Depuis le début de la pandémie, l’attention est portée aux vols internationaux. Pourtant, les vols intérieurs représentent 85 % du trafic aérien au Canada, selon notre analyse. Des dizaines de milliers de personnes, dont certaines porteuses du virus causant la COVID-19, voyagent à travers le pays chaque semaine, et ce, sans test ni quarantaine.

Les voyageurs qui arrivent de l’étranger par avion doivent obligatoirement subir des tests et une quarantaine (sauf exceptions). Mais depuis un an, seulement un avion sur sept qui atterrit au Canada provient de l'extérieur du pays.

En avril dernier, plus de 3000 avions décollaient chaque semaine d'une ville canadienne pour atterrir dans une autre sans que leurs passagers subissent de test.

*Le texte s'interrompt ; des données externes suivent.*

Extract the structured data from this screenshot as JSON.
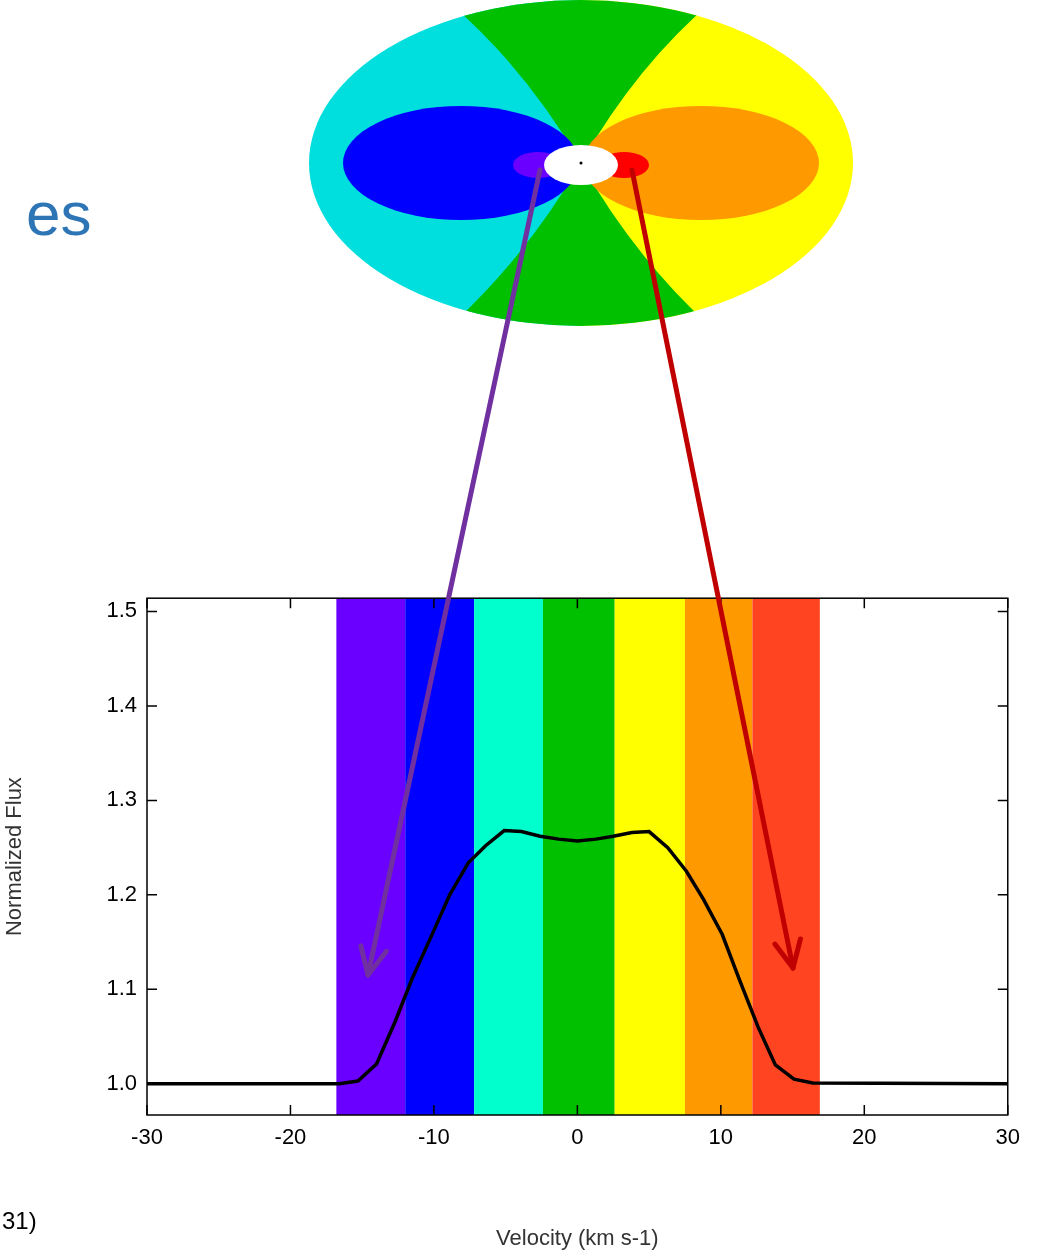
{
  "chart_data": {
    "type": "line",
    "title": "es",
    "annotations": [
      "31)"
    ],
    "x_label": "Velocity (km s-1)",
    "y_label": "Normalized Flux",
    "x": [
      -30,
      -16.6,
      -15.3,
      -14.0,
      -12.7,
      -11.5,
      -10.1,
      -8.9,
      -7.6,
      -6.4,
      -5.1,
      -3.9,
      -2.6,
      -1.3,
      0,
      1.3,
      2.5,
      3.8,
      5.0,
      6.3,
      7.6,
      8.8,
      10.1,
      11.3,
      12.6,
      13.8,
      15.1,
      16.4,
      30
    ],
    "values": [
      1.0,
      1.0,
      1.003,
      1.021,
      1.066,
      1.112,
      1.159,
      1.2,
      1.234,
      1.252,
      1.268,
      1.267,
      1.262,
      1.259,
      1.257,
      1.259,
      1.262,
      1.266,
      1.267,
      1.25,
      1.225,
      1.195,
      1.158,
      1.11,
      1.06,
      1.02,
      1.005,
      1.001,
      1.0
    ],
    "color": "#000000",
    "bands": [
      {
        "from": -16.8,
        "to": -12.0,
        "color": "#6a00ff"
      },
      {
        "from": -12.0,
        "to": -7.2,
        "color": "#0000ff"
      },
      {
        "from": -7.2,
        "to": -2.4,
        "color": "#00ffcc"
      },
      {
        "from": -2.4,
        "to": 2.6,
        "color": "#00c000"
      },
      {
        "from": 2.6,
        "to": 7.5,
        "color": "#ffff00"
      },
      {
        "from": 7.5,
        "to": 12.2,
        "color": "#ff9900"
      },
      {
        "from": 12.2,
        "to": 16.9,
        "color": "#ff4422"
      }
    ],
    "xlim": [
      -30,
      30
    ],
    "xticks": [
      -30,
      -20,
      -10,
      0,
      10,
      20,
      30
    ],
    "ylim": [
      0.967,
      1.514
    ],
    "yticks": [
      {
        "value": 1,
        "label": "1.0"
      },
      1.1,
      1.2,
      1.3,
      1.4,
      1.5
    ],
    "grid": false
  }
}
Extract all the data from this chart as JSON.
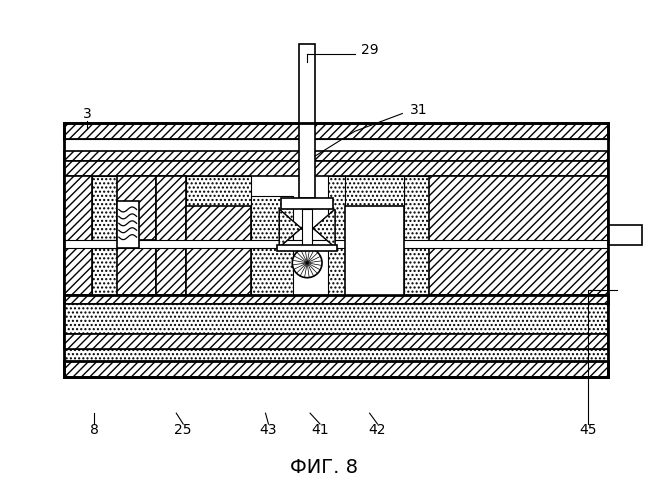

Et à l’exception des territoires, des provinces de l’Est et du Manitoba, aucune quarantaine n’est exigée non plus. Une prise de température est obligatoire dans les principaux aéroports, bien que cette mesure soit inefficace pour détecter la COVID-19, selon Santé Canada.

Sans restrictions pour les déplacements aériens à l’intérieur du pays, des passagers traînent le virus dans leurs bagages. Du 26 avril au 8 mai 2021, une moyenne de 17 vols par jour ont transporté au moins un passager qui a par la suite reçu un test positif à la COVID-19 et qui a voyagé alors qu’il était potentiellement contagieux, selon une liste « non exhaustive » du gouvernement fédéral.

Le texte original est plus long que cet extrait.